Electroencephalogram-based Multiclass Auditory Attention Decoding of Attended Speaker Direction

Decoding the directional focus of an attended speaker from listeners’ electroencephalogram signals is an important part of a practical brain-computer interface device aimed at improving the quality of life for individuals with hearing impairment. Existing works focus on binary directional focus decoding, i.e., determining whether the attended speaker is on the left or right side of the listener. However, the information brought by the binary decoding to the subsequent speech processing algorithm is limited in practical applications, and more precise decoding of the exact direction of the attended speaker is desired. In this paper, we first present a new dataset with 15 alternative speaker directions, and then demonstrate the feasibility of multiclass directional focus decoding of attended speakers by applying our recently proposed learnable spatial mapping (LSM) module, the benefit of which has already been proven in binary decoding scenarios. Apart from combining the LSM module with the convolutional neural network (CNN), we further validate its benefit by combining it with the spectro-spatial-temporal convolutional recurrent network (CRN), a recently proposed state-of-the-art model for binary directional focus decoding.
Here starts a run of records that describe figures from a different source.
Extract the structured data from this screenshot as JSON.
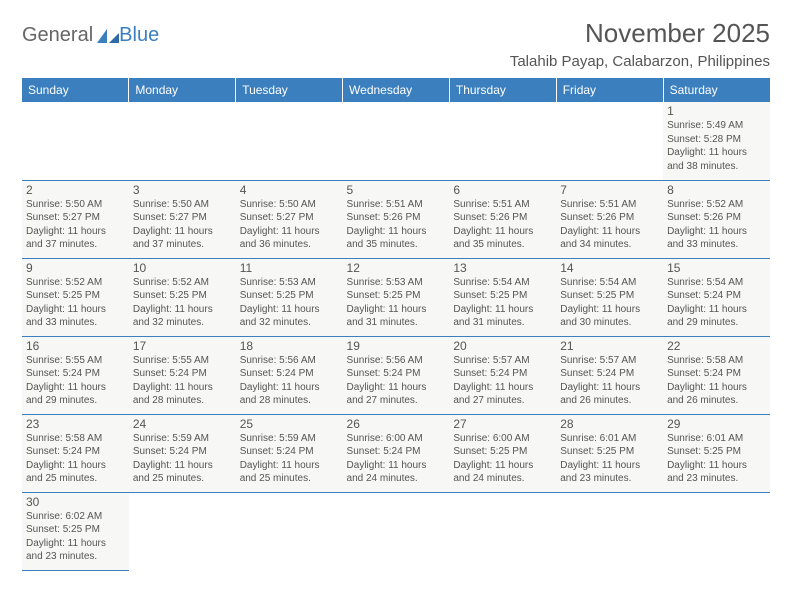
{
  "logo": {
    "text1": "General",
    "text2": "Blue"
  },
  "title": "November 2025",
  "location": "Talahib Payap, Calabarzon, Philippines",
  "colors": {
    "header_bg": "#3b7fbf",
    "header_fg": "#ffffff",
    "cell_bg": "#f7f7f5",
    "border": "#3b7fbf",
    "text": "#555555"
  },
  "weekdays": [
    "Sunday",
    "Monday",
    "Tuesday",
    "Wednesday",
    "Thursday",
    "Friday",
    "Saturday"
  ],
  "weeks": [
    [
      null,
      null,
      null,
      null,
      null,
      null,
      {
        "d": "1",
        "sr": "5:49 AM",
        "ss": "5:28 PM",
        "dl": "11 hours and 38 minutes."
      }
    ],
    [
      {
        "d": "2",
        "sr": "5:50 AM",
        "ss": "5:27 PM",
        "dl": "11 hours and 37 minutes."
      },
      {
        "d": "3",
        "sr": "5:50 AM",
        "ss": "5:27 PM",
        "dl": "11 hours and 37 minutes."
      },
      {
        "d": "4",
        "sr": "5:50 AM",
        "ss": "5:27 PM",
        "dl": "11 hours and 36 minutes."
      },
      {
        "d": "5",
        "sr": "5:51 AM",
        "ss": "5:26 PM",
        "dl": "11 hours and 35 minutes."
      },
      {
        "d": "6",
        "sr": "5:51 AM",
        "ss": "5:26 PM",
        "dl": "11 hours and 35 minutes."
      },
      {
        "d": "7",
        "sr": "5:51 AM",
        "ss": "5:26 PM",
        "dl": "11 hours and 34 minutes."
      },
      {
        "d": "8",
        "sr": "5:52 AM",
        "ss": "5:26 PM",
        "dl": "11 hours and 33 minutes."
      }
    ],
    [
      {
        "d": "9",
        "sr": "5:52 AM",
        "ss": "5:25 PM",
        "dl": "11 hours and 33 minutes."
      },
      {
        "d": "10",
        "sr": "5:52 AM",
        "ss": "5:25 PM",
        "dl": "11 hours and 32 minutes."
      },
      {
        "d": "11",
        "sr": "5:53 AM",
        "ss": "5:25 PM",
        "dl": "11 hours and 32 minutes."
      },
      {
        "d": "12",
        "sr": "5:53 AM",
        "ss": "5:25 PM",
        "dl": "11 hours and 31 minutes."
      },
      {
        "d": "13",
        "sr": "5:54 AM",
        "ss": "5:25 PM",
        "dl": "11 hours and 31 minutes."
      },
      {
        "d": "14",
        "sr": "5:54 AM",
        "ss": "5:25 PM",
        "dl": "11 hours and 30 minutes."
      },
      {
        "d": "15",
        "sr": "5:54 AM",
        "ss": "5:24 PM",
        "dl": "11 hours and 29 minutes."
      }
    ],
    [
      {
        "d": "16",
        "sr": "5:55 AM",
        "ss": "5:24 PM",
        "dl": "11 hours and 29 minutes."
      },
      {
        "d": "17",
        "sr": "5:55 AM",
        "ss": "5:24 PM",
        "dl": "11 hours and 28 minutes."
      },
      {
        "d": "18",
        "sr": "5:56 AM",
        "ss": "5:24 PM",
        "dl": "11 hours and 28 minutes."
      },
      {
        "d": "19",
        "sr": "5:56 AM",
        "ss": "5:24 PM",
        "dl": "11 hours and 27 minutes."
      },
      {
        "d": "20",
        "sr": "5:57 AM",
        "ss": "5:24 PM",
        "dl": "11 hours and 27 minutes."
      },
      {
        "d": "21",
        "sr": "5:57 AM",
        "ss": "5:24 PM",
        "dl": "11 hours and 26 minutes."
      },
      {
        "d": "22",
        "sr": "5:58 AM",
        "ss": "5:24 PM",
        "dl": "11 hours and 26 minutes."
      }
    ],
    [
      {
        "d": "23",
        "sr": "5:58 AM",
        "ss": "5:24 PM",
        "dl": "11 hours and 25 minutes."
      },
      {
        "d": "24",
        "sr": "5:59 AM",
        "ss": "5:24 PM",
        "dl": "11 hours and 25 minutes."
      },
      {
        "d": "25",
        "sr": "5:59 AM",
        "ss": "5:24 PM",
        "dl": "11 hours and 25 minutes."
      },
      {
        "d": "26",
        "sr": "6:00 AM",
        "ss": "5:24 PM",
        "dl": "11 hours and 24 minutes."
      },
      {
        "d": "27",
        "sr": "6:00 AM",
        "ss": "5:25 PM",
        "dl": "11 hours and 24 minutes."
      },
      {
        "d": "28",
        "sr": "6:01 AM",
        "ss": "5:25 PM",
        "dl": "11 hours and 23 minutes."
      },
      {
        "d": "29",
        "sr": "6:01 AM",
        "ss": "5:25 PM",
        "dl": "11 hours and 23 minutes."
      }
    ],
    [
      {
        "d": "30",
        "sr": "6:02 AM",
        "ss": "5:25 PM",
        "dl": "11 hours and 23 minutes."
      },
      null,
      null,
      null,
      null,
      null,
      null
    ]
  ],
  "labels": {
    "sunrise": "Sunrise: ",
    "sunset": "Sunset: ",
    "daylight": "Daylight: "
  }
}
The proposed LSM-CNN and LSM-CRN models achieve a noteworthy decoding accuracy of 85.7% and 87.5%, respectively, in the presented subject-independent dataset with a decision window length of 1 second. Comprehensive experiments not only substantiate the advantages attributed to the LSM module, but also verify the influence of the decision window length, the distraction caused by interfering speakers, and the contribution of different subband of EEG signals.